Winter weather in New England is as unpredictable as it can be intense – whether it is freezing temperatures, powerful and disruptive snowstorms, more hours of darkness, or black ice, the season brings about a unique set of potential hazards that, with a plan in place and proper precautions taken, can be minimized to keep people and your business safe.

Preparing for Winter and Cold Weather

Weather events, like polar vortexes and winter storms that may range from moderate snow in a short amount of time to a blizzard lasting for days, are occasions that require thoughtful preparations. Before a winter storm hits or periods of extreme cold set in, make sure you know key terms:

  • Winter Storm Watch: Be alert, a storm is likely.
  • Winter Storm Warning: Take action, the storm is in or entering the area.
  • Blizzard Warning: Snow and strong winds combined will produce blinding snow, near zero visibility, deep drifts, and life-threatening wind chill. Seek refuge immediately!
  • Winter Weather Advisory: Winter weather conditions are expected to cause significant inconveniences and may be hazardous, especially to motorists.
  • Frost/Freeze Warning: Below freezing temperatures are expected and may cause damage to pipes, plants, and/or fruit trees as well as contribute to the formation and accumulation of black ice.
  • Cold Wave: As defined by the U.S. National Weather Service, a rapid fall in temperature within a 24-hour period requiring substantially increased protection to agriculture, industry, commerce, and social activities.

Before the winter season begins and especially as cold weather and/or a winter storm begins to approach, it is important to ensure you have the supplies you need and that you have taken precautions to mitigate risks:

  • Survey Your Surroundings: Review in and around your dwelling to determine what might be your greatest risk potential (loss of heat, frozen pipes, ice dams, roof stability, carbon monoxide, loss of access dur to snow/ice) and take action to reduce any risks you might discover. Also, be sure to inventory (list, take pictures and video) valuable equipment should you ever have to file an insurance claim..
  • Communication is key: Connecting with your employees on storm plans and sharing updates like closings or reduced hours to customers is critical for keeping people safe and informed.

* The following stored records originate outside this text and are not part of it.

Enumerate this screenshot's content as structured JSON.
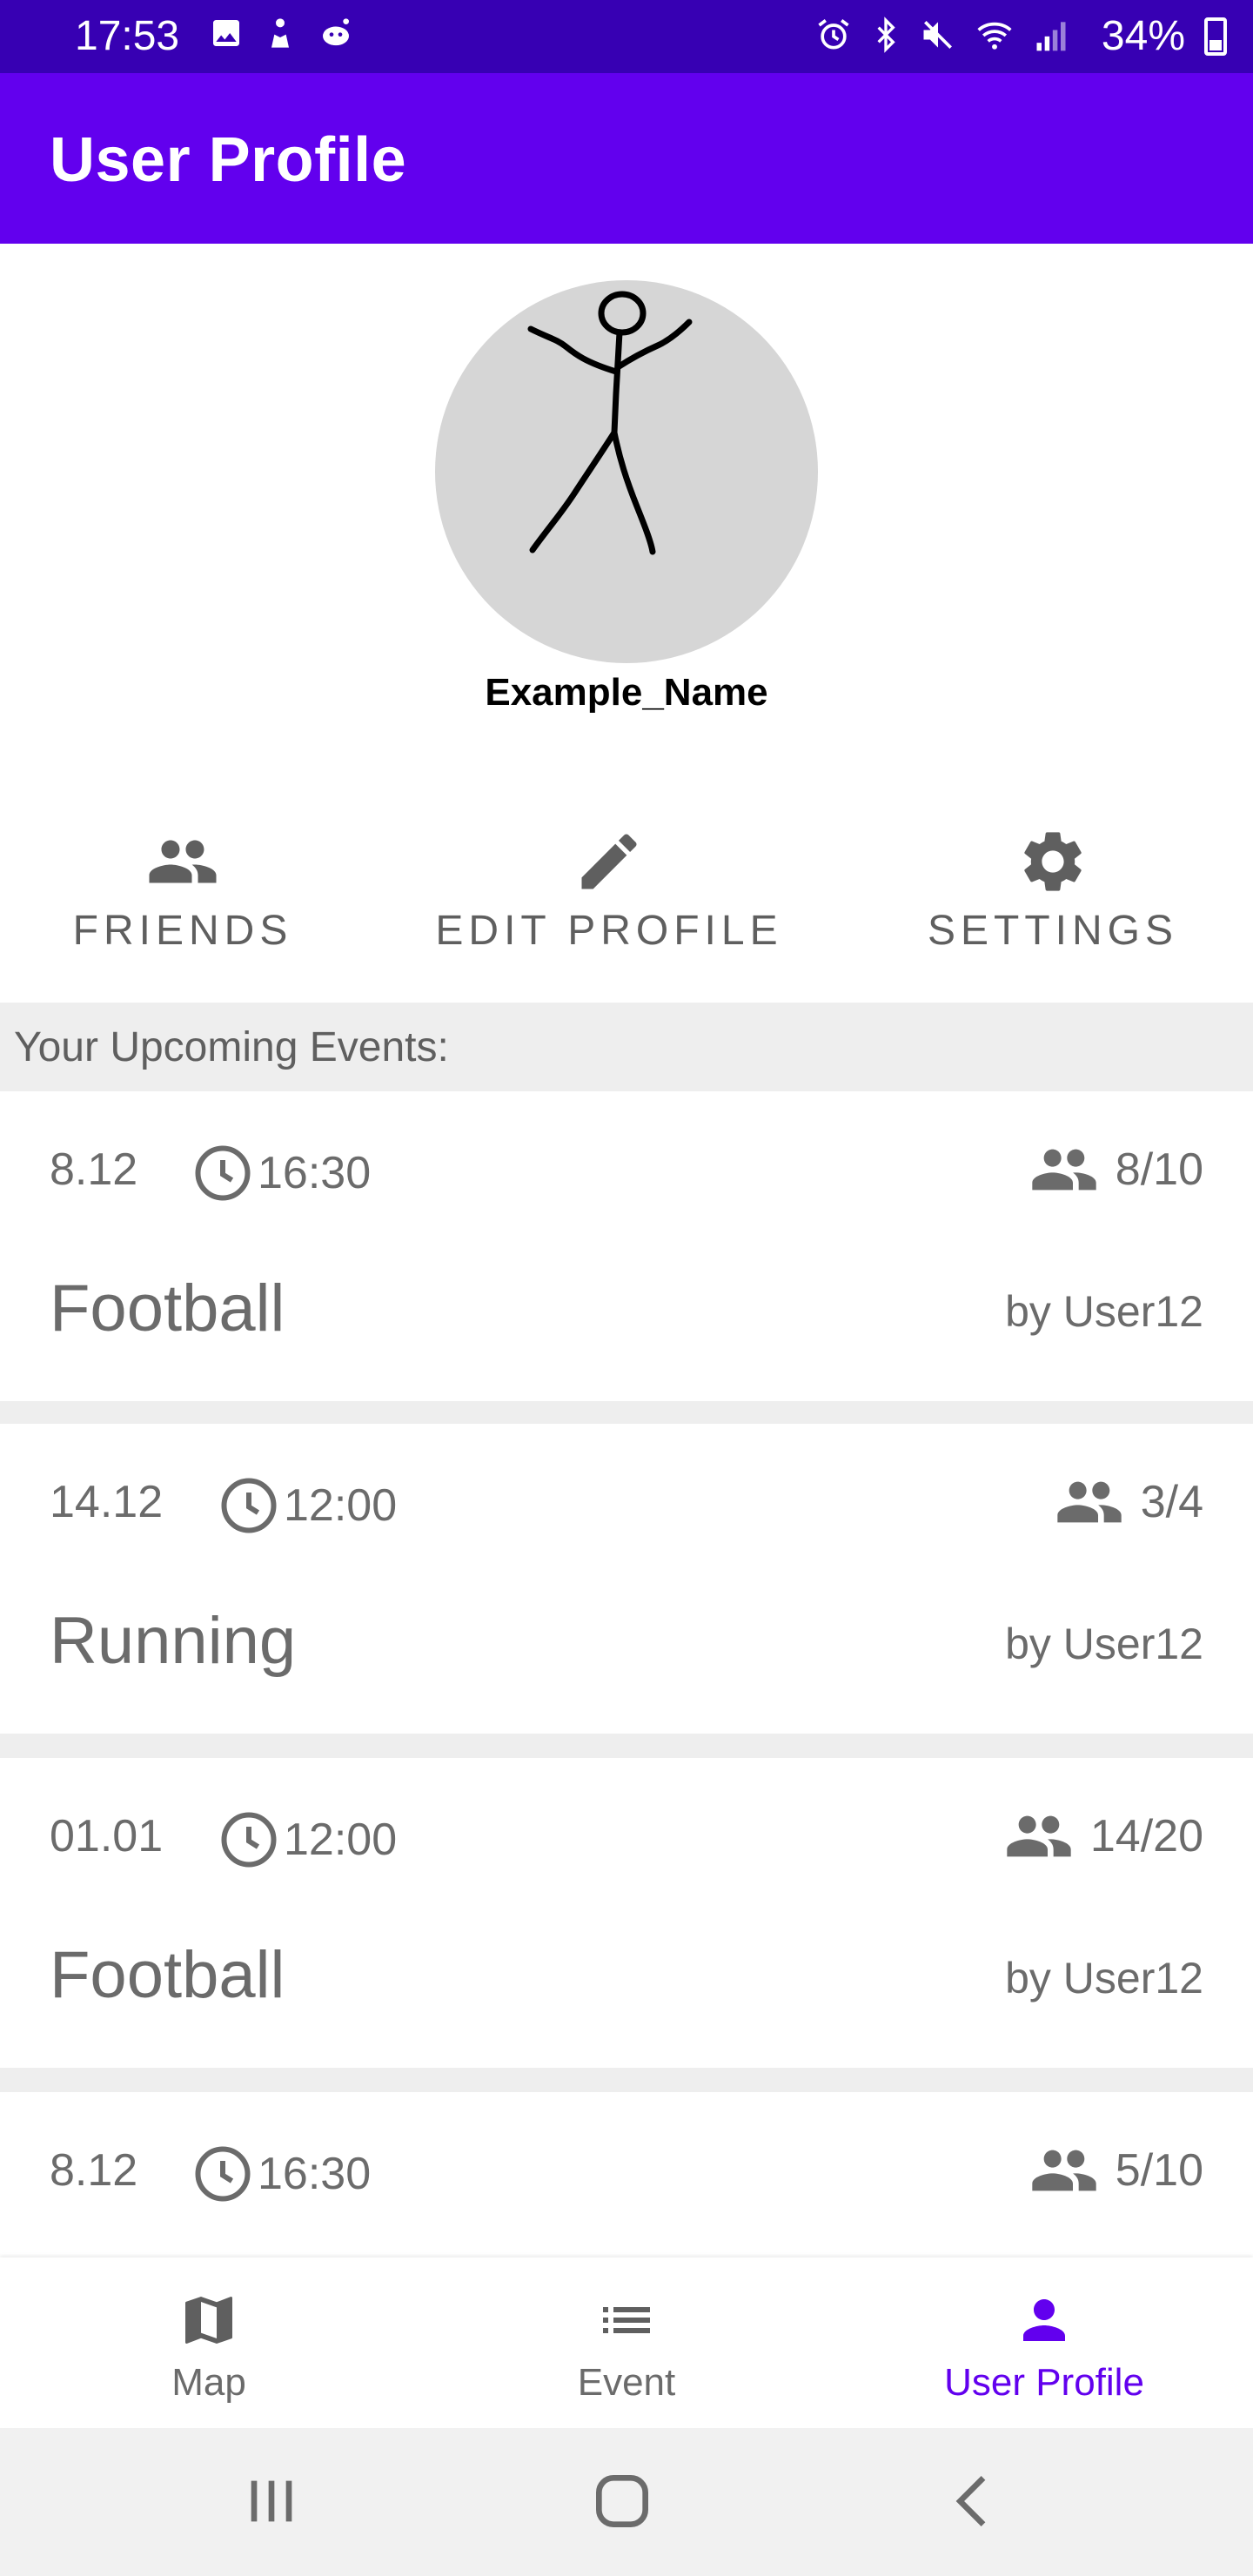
{
  "status_bar": {
    "time": "17:53",
    "battery": "34%",
    "left_icons": [
      "gallery-icon",
      "notification-figure-icon",
      "reddit-icon"
    ],
    "right_icons": [
      "alarm-icon",
      "bluetooth-icon",
      "mute-icon",
      "wifi-icon",
      "signal-icon",
      "battery-charging-icon"
    ]
  },
  "app_bar": {
    "title": "User Profile"
  },
  "profile": {
    "name": "Example_Name"
  },
  "actions": {
    "friends": "FRIENDS",
    "edit": "EDIT PROFILE",
    "settings": "SETTINGS"
  },
  "section": {
    "title": "Your Upcoming Events:"
  },
  "events": [
    {
      "date": "8.12",
      "time": "16:30",
      "participants": "8/10",
      "sport": "Football",
      "owner": "by User12"
    },
    {
      "date": "14.12",
      "time": "12:00",
      "participants": "3/4",
      "sport": "Running",
      "owner": "by User12"
    },
    {
      "date": "01.01",
      "time": "12:00",
      "participants": "14/20",
      "sport": "Football",
      "owner": "by User12"
    },
    {
      "date": "8.12",
      "time": "16:30",
      "participants": "5/10",
      "sport": "",
      "owner": ""
    }
  ],
  "bottom_nav": {
    "map": "Map",
    "event": "Event",
    "profile": "User Profile",
    "active": "profile"
  },
  "colors": {
    "status_bar": "#3700b3",
    "primary": "#6200ee",
    "icon_gray": "#5f5f5f",
    "text_gray": "#6b6b6b",
    "divider": "#eeeeee",
    "avatar_bg": "#d6d6d6"
  }
}
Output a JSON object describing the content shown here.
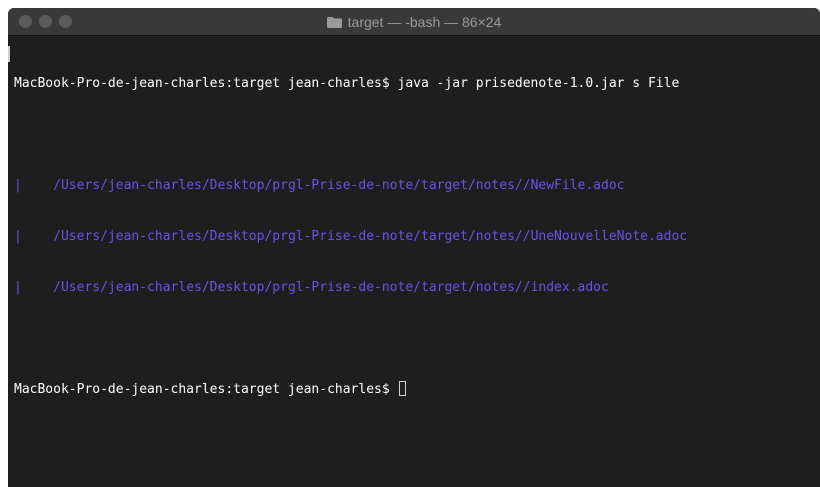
{
  "window": {
    "title": "target — -bash — 86×24"
  },
  "terminal": {
    "command_line": "MacBook-Pro-de-jean-charles:target jean-charles$ java -jar prisedenote-1.0.jar s File",
    "results": [
      {
        "bar": "|",
        "path": "/Users/jean-charles/Desktop/prgl-Prise-de-note/target/notes//NewFile.adoc"
      },
      {
        "bar": "|",
        "path": "/Users/jean-charles/Desktop/prgl-Prise-de-note/target/notes//UneNouvelleNote.adoc"
      },
      {
        "bar": "|",
        "path": "/Users/jean-charles/Desktop/prgl-Prise-de-note/target/notes//index.adoc"
      }
    ],
    "prompt": "MacBook-Pro-de-jean-charles:target jean-charles$ "
  },
  "colors": {
    "background": "#1e1e1e",
    "titlebar": "#393939",
    "text": "#ffffff",
    "path_text": "#6b52e6"
  },
  "icons": {
    "title_icon": "folder-icon",
    "window_controls": [
      "close-button",
      "minimize-button",
      "zoom-button"
    ]
  }
}
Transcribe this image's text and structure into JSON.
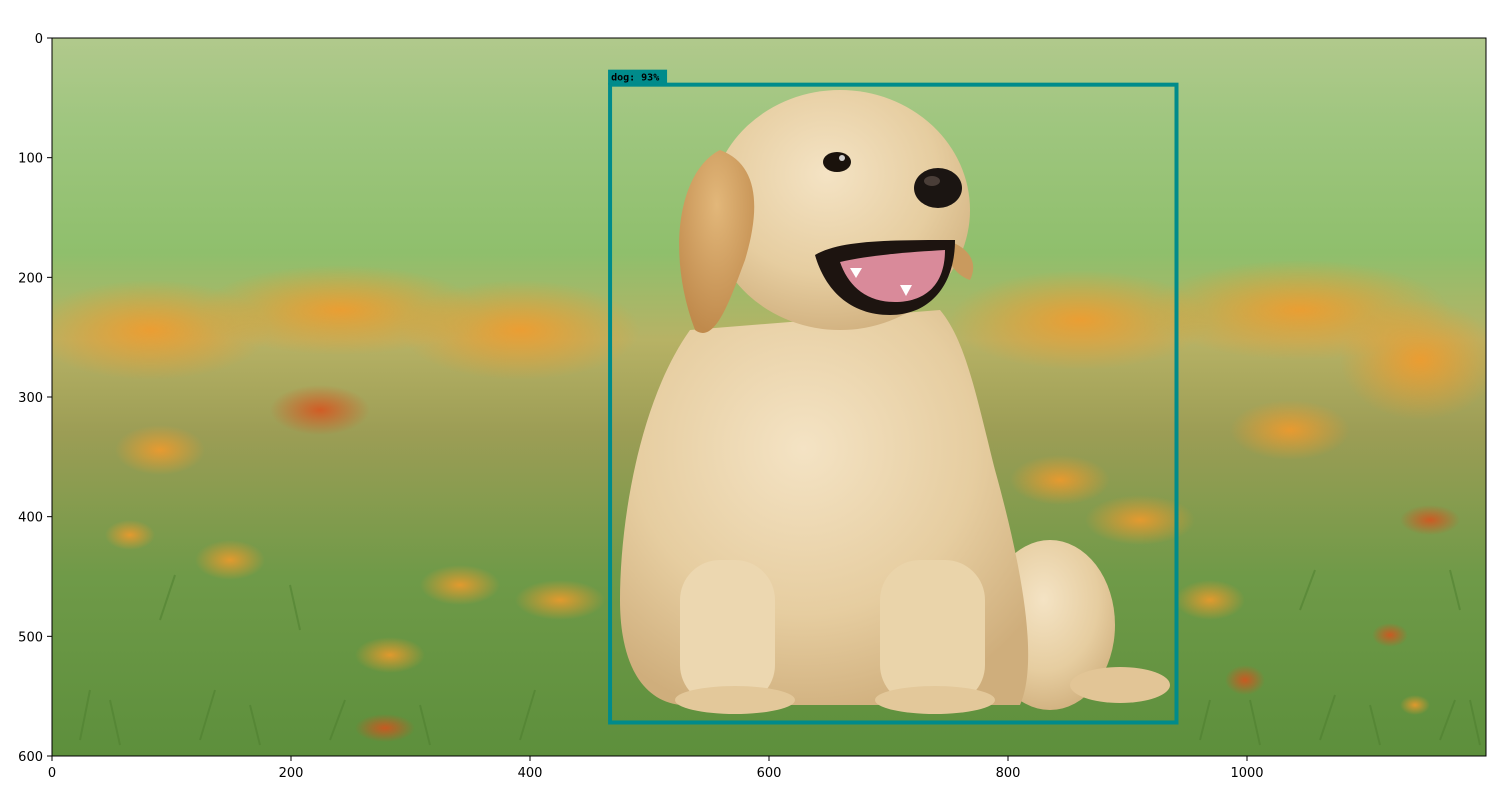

Be sure to follow OSHA requirements and standards for displaying hazard signs that are easily accessible and very likely to be seen by anyone walking through the area.
  • Snow and Ice Removal: Be sure you have supplies like snow shovels, rock salt, and other items and/or equipment that will be needed to clear paths and treat them to prevent the formation of black ice. Develop a post-storm snow removal plan, including the treatment of surfaces to prevent ice from building up and putting down absorbent mats and/or carpets to minimize moisture, to reduce risks for employees and customers alike.

Keeping Safe During the Winter Season and Periods of Extreme Cold

  • Carefully Consider Your Attire and Activities: What people wear and what they do has a measurable impact over how you experience winter weather. By keeping dry and wearing layers of loose-fitting, lightweight clothing, boots or other footwear that provide traction and preserve heat, along with items like hats, gloves, and scarves, people like employees and customers can stay warm and be better protected from the elements.
  • Keep Informed and Healthy: Continue to check local news, the national weather service, and other reputable sources to get the most current information on public safety, the weather event, and other critical information you need to inform your activities. Remember to regularly eat, drink plenty of fluids, and to avoid overexertion when shoveling snow or walking outside.
  • Check In on Your Family, Friends, and Neighbors: Whether it is checking in on an elderly family member of a neighbor with a condition that puts them at high risk for cold-weather related illnesses like frostbite and hypothermia or risks like slipping and falling, it is important to keep an eye on one another during snow storms and other incidences of winter weather.

By following these easy steps and maintaining the proper insurance coverage, you can enjoy the winter weather without worry.